Make presence and targets of ORES filters configurable
Closed, ResolvedPublic

Description

Joe and I discussed how we should handle different ORES model characteristics on different wikis and we settled on the following:

  • Make configurable which of "May have problems", "Likely have problems" and "Very likely have problems" are available (i.e. allow a config that only enabled 2 of these 3), and the same for goodfaith
    • This implies creating "Very likely bad faith", which doesn't currently exist
    • We probably want to standardize on maybebad/lilkelybad/verylikelybad rather than maybebad/bad for internal names
  • Allow the threshold configuration for each of these filters to be set to either a numerical threshold value (e.g. 0.123) or a property name from the ORES model_stats API (e.g. 'recall_at_precision(min_precision=0.99)' or a simplified version that gets expanded to that)
  • Set the defaults to:
    • verylikelygood: recall_at_precision(min_precision=0.995)
    • maybebad: filter_rate_at_recall(min_recall=0.9)
      • Ideally this'd be max(filter_rate_at_recall(min_recall=0.9), recall_at_precision(min_precision=0.15)) (for damaging; min() for goodfaith), but that's getting a bit complex so we might want to hold off on implementing that at first
    • likelybad: recall_at_precision(min_precision=0.6)
    • verylikelybad: recall_at_precision(min_precision=0.9)

Event Timeline

@Catrope, here is the generalized filter language. One new filter was added: Very likely bad faith. With that exception, only the description texts changed, not the filter names.

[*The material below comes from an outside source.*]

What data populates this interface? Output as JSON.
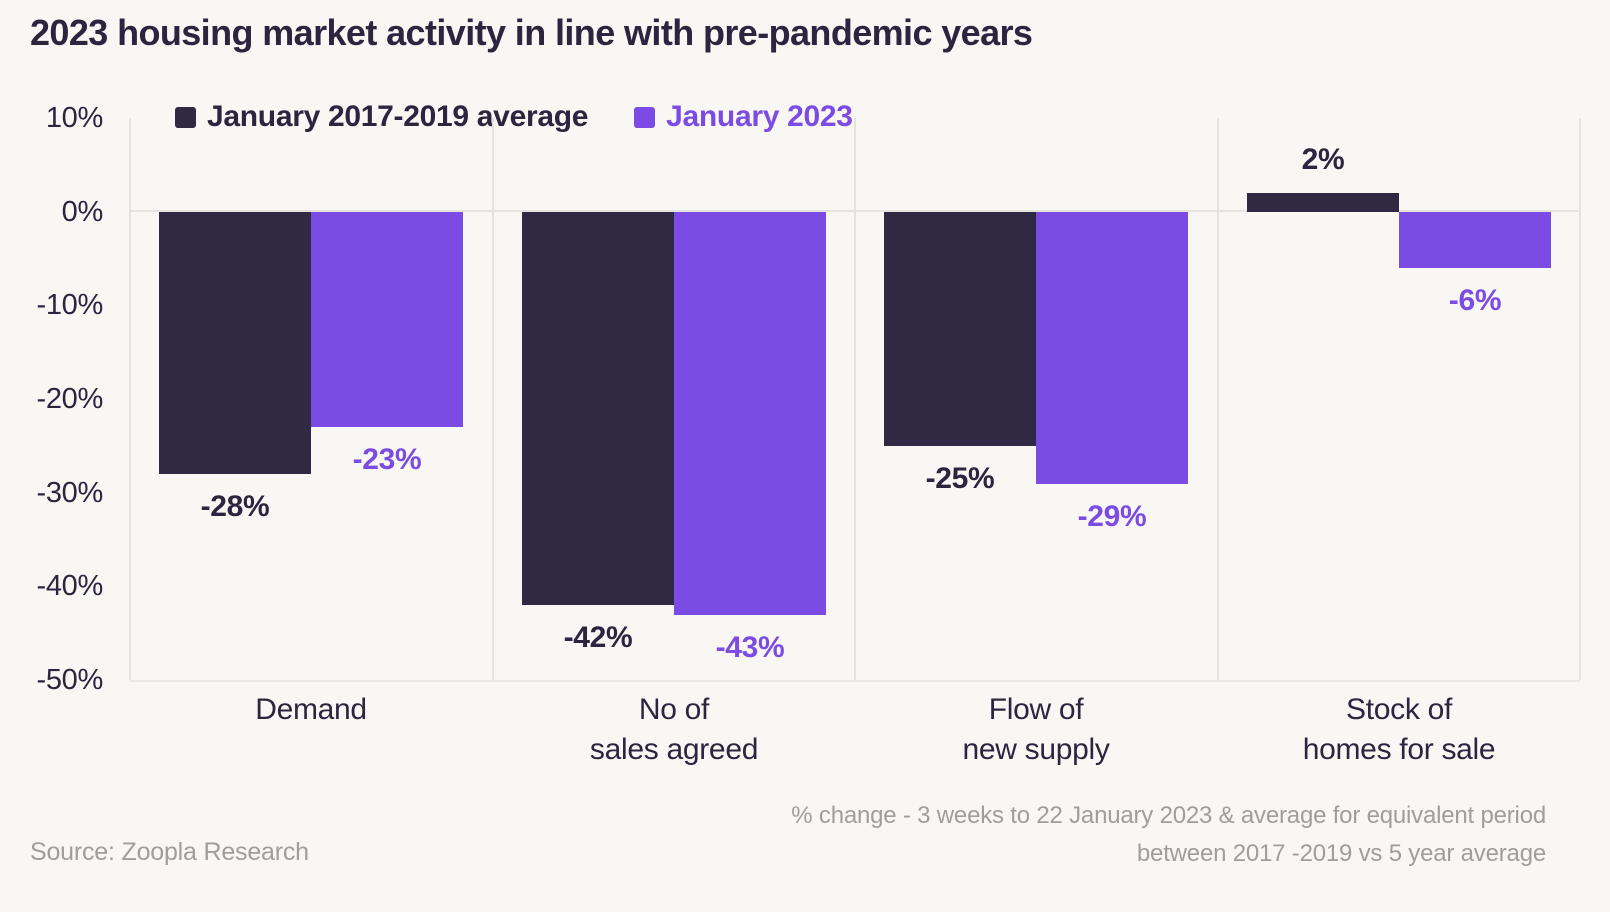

Contribution quality predictions


**Very likely good**
Highly accurate at finding almost all problem-free edits.
**May have problems**
Finds most flawed or damaging edits but with lower accuracy.
**Likely have problems**
With medium accuracy, finds more problem edits than the “Very Likely” filter but fewer than “May.”
**Very likely have problems**
Highly accurate at finding the most obvious flawed or damaging edits.

==User intent predictions

Very likely good faith
Highly accurate at finding almost all good-faith edits.
May be bad faith
Finds most bad-faith edits but with lower accuracy.
Likely bad faith
With medium accuracy, finds more bad-faith edits than the “Very likely” filter but fewer than “May.”
Very likely bad faith
Highly accurate at finding the most obvious bad faith edits.

Change 348496 had a related patch set uploaded (by Sbisson):
[mediawiki/extensions/ORES@master] Make filters thresholds more configurable

https://gerrit.wikimedia.org/r/348496

Change 348496 merged by jenkins-bot:
[mediawiki/extensions/ORES@master] Make filters thresholds more configurable

https://gerrit.wikimedia.org/r/348496

Change 349108 had a related patch set uploaded (by Catrope):
[operations/mediawiki-config@master] Add b/c for ORES config format change

https://gerrit.wikimedia.org/r/349108

Change 349146 had a related patch set uploaded (by Catrope):
[operations/mediawiki-config@master] Set ORES thresholds in new format for all enabled wikis

https://gerrit.wikimedia.org/r/349146

Change 349108 merged by jenkins-bot:
[operations/mediawiki-config@master] Add b/c for ORES config format change

https://gerrit.wikimedia.org/r/349108

Change 349146 merged by jenkins-bot:
[operations/mediawiki-config@master] Set ORES thresholds in new format for all enabled wikis

https://gerrit.wikimedia.org/r/349146

Mentioned in SAL (#wikimedia-operations) [2017-04-27T23:22:47Z] <catrope@naos> Synchronized wmf-config/InitialiseSettings.php: Set ORES thresholds in new format for all enabled wikis (T162760) (duration: 00m 53s)

(1) @SBisson

May be bad faith
Finds most bad-faith edits but with lower accuracy.

Presently ((1.30.0-wmf.1 and betalabs), there is an extra 'a'

Screen Shot 2017-05-17 at 12.06.39 PM.png (528×712 px, 98 KB)

(2) The current levels set for damaging( goodfaith) filters can be viewed with var_dump($stats->getThresholds('damaging')) .

QA Recommendation: Resolve

@SBisson disregard my previous comment re wording of filters' description. I confirmed with @jmatazzoni to add 'a' . So the wording should be as following:

Contribution quality predictions
May have problems
Finds most flawed or damaging edits but with a lower accuracy.

User intent predictions
May be bad faith
Finds most bad-faith edits but with a lower accuracy.